Going through the military park,  tracing the names etched on the monuments, reading bits and pieces of Confederate diaries and battle accounts in the museum, walking the Cairo and touching the giant, black cannons, creeping through the underground tunnels that soldiers hid in…

I love them.  I love those men and boys who loved the South, who loved it so much, they died for it.  They died for their homes.  They died for these hills, they died in these hills.  I grew up in the relics of their heartbreaking stories, surrounded by their history.  Walls with bullet holes, old ruins and cemeteries, musket balls or belt buckles out in the woods.  Vicksburg isn’t stuck in time, but we bear the mark of those days still.  The grass has grown back green and thick, but our hills are littered with their bullets and their bones.

We grow up with ghosts.

So, it’s tricky.

We acknowledge the bad, but celebrate the good.  There was good.  We’re skittish of saying it these days, because it looks like we might be defending an ugly thing.

But, there is no shame in loving the South.  The South doesn’t equal Slavery.  We were more than that, our history is so much more than that.  That’s what I want the kids to see, to understand.  I don’t want them to hang their heads.  I want them to roll down hills, and climb on top of the cannons, listen to the stories of people who lived and died for something.  I want them to be unafraid to scratch the surface of a difficult subject.  I want them to sift through the ashes, and find what was good, what there is to be proud of.

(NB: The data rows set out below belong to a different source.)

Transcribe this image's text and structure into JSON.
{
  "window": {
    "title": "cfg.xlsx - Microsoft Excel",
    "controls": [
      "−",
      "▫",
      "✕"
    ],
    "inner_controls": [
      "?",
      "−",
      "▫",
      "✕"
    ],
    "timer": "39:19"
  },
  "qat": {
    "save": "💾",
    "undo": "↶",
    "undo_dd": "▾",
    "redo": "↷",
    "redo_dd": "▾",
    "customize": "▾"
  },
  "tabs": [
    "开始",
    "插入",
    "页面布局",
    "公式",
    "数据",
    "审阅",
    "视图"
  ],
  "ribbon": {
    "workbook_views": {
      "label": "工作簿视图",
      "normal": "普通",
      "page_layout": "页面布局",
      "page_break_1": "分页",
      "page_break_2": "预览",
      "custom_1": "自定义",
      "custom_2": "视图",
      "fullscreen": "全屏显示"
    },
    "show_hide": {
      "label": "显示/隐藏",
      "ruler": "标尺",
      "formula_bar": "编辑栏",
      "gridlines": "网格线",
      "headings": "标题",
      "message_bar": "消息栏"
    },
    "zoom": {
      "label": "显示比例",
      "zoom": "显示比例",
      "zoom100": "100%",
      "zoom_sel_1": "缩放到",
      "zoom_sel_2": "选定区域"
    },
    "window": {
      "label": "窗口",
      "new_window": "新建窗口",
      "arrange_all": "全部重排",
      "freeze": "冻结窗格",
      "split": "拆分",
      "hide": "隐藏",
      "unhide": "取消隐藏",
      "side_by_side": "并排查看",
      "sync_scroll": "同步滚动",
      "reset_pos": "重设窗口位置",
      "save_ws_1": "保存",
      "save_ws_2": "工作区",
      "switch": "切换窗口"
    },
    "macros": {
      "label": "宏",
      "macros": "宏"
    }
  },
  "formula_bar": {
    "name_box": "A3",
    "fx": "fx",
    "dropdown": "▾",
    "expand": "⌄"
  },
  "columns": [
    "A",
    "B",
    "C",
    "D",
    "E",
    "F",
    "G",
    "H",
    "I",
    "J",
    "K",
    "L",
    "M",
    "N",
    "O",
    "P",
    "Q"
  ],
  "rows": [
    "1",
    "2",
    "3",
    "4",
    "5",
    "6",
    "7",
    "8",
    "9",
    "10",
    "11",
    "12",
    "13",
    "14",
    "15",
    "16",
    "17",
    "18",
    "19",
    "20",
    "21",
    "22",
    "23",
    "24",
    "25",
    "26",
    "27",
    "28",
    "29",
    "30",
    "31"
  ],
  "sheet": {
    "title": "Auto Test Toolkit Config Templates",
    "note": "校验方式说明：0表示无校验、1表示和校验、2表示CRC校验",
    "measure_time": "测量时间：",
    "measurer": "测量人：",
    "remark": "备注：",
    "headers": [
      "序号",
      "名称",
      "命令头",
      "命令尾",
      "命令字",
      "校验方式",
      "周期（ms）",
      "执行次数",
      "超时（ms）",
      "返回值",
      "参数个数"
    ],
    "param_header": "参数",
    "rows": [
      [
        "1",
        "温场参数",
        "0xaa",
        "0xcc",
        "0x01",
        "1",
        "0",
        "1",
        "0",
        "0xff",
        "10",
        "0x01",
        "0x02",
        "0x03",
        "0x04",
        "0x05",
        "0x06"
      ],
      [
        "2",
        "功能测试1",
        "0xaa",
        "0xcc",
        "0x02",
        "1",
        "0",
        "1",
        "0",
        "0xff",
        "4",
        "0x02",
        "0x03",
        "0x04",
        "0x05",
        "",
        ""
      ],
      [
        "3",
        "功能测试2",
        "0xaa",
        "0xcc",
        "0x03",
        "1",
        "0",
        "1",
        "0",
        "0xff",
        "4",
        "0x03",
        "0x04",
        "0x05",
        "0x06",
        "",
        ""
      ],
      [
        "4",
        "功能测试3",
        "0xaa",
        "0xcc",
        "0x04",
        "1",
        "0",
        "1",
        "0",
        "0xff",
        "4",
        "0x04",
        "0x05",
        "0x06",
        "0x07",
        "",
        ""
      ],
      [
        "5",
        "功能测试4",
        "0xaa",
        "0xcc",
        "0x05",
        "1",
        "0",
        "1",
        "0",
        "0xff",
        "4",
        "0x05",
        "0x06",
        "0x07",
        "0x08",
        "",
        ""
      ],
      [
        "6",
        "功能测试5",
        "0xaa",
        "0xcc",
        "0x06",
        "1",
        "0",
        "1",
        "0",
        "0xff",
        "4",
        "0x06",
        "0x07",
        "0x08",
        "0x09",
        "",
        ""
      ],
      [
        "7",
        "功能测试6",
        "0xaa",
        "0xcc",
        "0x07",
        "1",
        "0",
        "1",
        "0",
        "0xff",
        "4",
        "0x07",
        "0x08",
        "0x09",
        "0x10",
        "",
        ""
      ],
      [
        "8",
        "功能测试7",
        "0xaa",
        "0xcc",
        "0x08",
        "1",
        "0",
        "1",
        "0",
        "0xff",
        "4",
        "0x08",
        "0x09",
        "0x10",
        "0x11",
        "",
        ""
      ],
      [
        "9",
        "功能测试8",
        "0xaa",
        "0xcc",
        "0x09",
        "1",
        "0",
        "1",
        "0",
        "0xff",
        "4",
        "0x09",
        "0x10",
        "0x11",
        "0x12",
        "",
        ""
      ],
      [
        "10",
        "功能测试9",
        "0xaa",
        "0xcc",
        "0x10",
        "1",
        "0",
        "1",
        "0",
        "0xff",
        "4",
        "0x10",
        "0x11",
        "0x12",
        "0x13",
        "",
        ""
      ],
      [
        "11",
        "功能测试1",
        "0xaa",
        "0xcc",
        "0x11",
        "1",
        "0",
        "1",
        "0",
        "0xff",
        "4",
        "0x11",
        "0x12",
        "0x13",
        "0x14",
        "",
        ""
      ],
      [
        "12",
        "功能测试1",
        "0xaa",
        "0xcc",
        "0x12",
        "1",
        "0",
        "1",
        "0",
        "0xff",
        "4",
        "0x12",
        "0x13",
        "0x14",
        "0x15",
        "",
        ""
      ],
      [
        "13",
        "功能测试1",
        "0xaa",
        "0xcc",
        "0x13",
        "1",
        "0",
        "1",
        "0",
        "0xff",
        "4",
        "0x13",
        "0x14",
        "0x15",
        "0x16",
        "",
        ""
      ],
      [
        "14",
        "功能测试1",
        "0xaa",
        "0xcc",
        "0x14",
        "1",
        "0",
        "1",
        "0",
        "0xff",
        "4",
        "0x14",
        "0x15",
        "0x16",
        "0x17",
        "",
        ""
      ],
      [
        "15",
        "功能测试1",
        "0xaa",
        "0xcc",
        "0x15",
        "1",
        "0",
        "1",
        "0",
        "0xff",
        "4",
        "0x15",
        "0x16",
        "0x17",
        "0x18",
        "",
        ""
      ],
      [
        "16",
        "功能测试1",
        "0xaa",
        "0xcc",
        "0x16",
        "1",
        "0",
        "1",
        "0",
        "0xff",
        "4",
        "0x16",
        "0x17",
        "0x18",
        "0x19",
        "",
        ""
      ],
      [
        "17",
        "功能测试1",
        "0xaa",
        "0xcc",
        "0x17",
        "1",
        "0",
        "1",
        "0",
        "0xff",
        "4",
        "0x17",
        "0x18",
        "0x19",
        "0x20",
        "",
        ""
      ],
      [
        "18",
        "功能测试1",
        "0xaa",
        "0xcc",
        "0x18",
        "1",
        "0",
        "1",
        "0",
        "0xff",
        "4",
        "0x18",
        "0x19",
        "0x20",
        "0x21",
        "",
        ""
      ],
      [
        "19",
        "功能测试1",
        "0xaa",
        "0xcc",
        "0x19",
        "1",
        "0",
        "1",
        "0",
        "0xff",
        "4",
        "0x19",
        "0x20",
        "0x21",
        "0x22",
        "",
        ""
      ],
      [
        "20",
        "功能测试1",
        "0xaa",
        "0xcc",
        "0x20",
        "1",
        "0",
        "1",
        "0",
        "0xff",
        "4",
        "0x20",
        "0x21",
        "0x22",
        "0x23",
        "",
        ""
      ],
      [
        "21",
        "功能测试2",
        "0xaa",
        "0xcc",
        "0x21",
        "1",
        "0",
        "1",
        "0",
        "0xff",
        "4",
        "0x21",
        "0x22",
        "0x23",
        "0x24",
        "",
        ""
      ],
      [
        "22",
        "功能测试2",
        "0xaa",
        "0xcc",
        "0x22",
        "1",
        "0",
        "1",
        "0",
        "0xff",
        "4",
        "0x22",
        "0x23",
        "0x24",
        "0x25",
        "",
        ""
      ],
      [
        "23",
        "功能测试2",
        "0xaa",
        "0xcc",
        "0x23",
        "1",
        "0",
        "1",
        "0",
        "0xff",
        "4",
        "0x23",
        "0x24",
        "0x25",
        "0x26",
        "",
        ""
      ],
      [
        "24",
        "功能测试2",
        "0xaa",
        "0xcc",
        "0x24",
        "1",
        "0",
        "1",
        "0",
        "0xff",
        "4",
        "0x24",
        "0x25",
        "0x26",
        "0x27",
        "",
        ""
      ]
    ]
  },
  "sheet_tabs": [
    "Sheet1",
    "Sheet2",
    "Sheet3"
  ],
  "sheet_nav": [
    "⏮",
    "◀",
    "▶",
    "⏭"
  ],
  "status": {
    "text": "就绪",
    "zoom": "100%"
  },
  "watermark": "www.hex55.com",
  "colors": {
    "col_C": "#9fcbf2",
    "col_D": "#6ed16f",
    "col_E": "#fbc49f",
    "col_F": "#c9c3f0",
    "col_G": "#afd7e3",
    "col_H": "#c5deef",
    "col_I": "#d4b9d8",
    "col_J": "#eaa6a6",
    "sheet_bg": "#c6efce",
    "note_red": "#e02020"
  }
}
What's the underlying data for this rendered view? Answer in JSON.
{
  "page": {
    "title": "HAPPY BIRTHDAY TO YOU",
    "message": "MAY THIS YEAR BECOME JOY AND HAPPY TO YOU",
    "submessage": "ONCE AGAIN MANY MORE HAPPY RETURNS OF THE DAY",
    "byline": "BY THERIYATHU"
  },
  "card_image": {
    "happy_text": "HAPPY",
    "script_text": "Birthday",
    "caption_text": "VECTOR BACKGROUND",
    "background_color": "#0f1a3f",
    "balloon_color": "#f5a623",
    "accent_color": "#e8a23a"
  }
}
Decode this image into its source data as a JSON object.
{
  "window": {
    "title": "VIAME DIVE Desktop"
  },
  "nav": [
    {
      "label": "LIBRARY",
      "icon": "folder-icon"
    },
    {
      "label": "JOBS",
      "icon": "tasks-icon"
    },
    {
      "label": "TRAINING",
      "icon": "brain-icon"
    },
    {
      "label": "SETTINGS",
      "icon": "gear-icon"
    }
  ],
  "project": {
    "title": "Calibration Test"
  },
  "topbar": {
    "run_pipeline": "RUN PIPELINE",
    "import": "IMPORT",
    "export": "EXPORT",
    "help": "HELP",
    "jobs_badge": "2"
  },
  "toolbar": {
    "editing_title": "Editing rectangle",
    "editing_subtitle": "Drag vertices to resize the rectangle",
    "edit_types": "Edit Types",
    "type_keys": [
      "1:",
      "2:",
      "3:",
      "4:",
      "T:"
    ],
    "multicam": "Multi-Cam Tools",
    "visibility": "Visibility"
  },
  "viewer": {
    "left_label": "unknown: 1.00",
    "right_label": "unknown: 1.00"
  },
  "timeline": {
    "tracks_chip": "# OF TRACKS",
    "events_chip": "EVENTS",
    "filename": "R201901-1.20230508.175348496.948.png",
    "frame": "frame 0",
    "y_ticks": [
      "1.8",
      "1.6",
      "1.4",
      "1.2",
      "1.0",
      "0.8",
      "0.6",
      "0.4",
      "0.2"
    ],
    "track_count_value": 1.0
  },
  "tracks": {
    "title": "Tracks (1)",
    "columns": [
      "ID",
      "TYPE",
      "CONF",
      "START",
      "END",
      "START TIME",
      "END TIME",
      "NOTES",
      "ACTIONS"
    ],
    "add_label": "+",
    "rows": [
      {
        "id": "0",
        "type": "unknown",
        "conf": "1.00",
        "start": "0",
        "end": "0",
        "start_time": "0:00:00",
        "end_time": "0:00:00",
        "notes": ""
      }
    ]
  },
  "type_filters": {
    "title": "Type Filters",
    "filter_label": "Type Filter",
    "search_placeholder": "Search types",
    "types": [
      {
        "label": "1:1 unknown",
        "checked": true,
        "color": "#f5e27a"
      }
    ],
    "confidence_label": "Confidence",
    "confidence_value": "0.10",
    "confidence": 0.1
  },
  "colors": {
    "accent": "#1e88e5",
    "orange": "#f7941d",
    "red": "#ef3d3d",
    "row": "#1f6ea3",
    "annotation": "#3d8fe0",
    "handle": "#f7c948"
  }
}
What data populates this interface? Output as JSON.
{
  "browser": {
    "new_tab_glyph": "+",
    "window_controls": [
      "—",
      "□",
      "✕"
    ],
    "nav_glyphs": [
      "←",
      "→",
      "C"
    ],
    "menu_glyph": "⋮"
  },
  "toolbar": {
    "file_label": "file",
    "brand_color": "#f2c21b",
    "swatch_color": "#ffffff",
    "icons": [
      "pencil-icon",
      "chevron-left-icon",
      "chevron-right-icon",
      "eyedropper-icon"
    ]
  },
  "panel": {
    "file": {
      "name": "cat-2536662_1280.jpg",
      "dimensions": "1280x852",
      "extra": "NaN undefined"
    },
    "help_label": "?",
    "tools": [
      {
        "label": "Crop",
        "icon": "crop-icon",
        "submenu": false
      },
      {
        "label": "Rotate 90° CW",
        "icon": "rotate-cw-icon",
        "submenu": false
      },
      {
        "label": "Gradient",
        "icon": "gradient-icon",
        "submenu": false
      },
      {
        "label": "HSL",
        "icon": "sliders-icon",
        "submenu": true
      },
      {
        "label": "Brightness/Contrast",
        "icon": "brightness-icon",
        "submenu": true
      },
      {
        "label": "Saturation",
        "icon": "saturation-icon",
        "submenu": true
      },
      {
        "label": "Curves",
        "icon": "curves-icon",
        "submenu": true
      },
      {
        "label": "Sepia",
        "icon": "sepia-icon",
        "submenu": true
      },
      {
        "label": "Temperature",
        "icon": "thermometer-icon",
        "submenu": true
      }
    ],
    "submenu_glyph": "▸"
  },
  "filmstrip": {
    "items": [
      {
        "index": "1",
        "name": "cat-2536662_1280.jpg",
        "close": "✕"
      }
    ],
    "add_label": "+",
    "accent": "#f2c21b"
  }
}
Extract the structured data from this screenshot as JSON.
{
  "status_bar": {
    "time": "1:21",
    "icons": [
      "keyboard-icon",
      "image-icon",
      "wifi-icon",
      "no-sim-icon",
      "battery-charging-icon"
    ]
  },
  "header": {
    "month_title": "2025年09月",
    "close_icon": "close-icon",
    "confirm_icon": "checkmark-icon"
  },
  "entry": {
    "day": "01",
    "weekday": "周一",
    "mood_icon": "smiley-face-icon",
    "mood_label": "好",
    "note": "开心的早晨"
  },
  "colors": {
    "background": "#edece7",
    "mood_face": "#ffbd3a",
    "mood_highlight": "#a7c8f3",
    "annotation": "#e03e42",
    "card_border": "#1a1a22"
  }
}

So we’ll drive the park on Friday, stopping to play here and there.  We’ll stomp our feet and yell our names in the Illinois monument.  We’ll run and hide in the tunnel.  We’ll gaze out over the Mississippi River at Fort Hill.  We’ll walk the cemetery, with its endless horizon of stone markers, and remember.

No, it’s not quick and simple.

But then, almost nothing in life is, is it?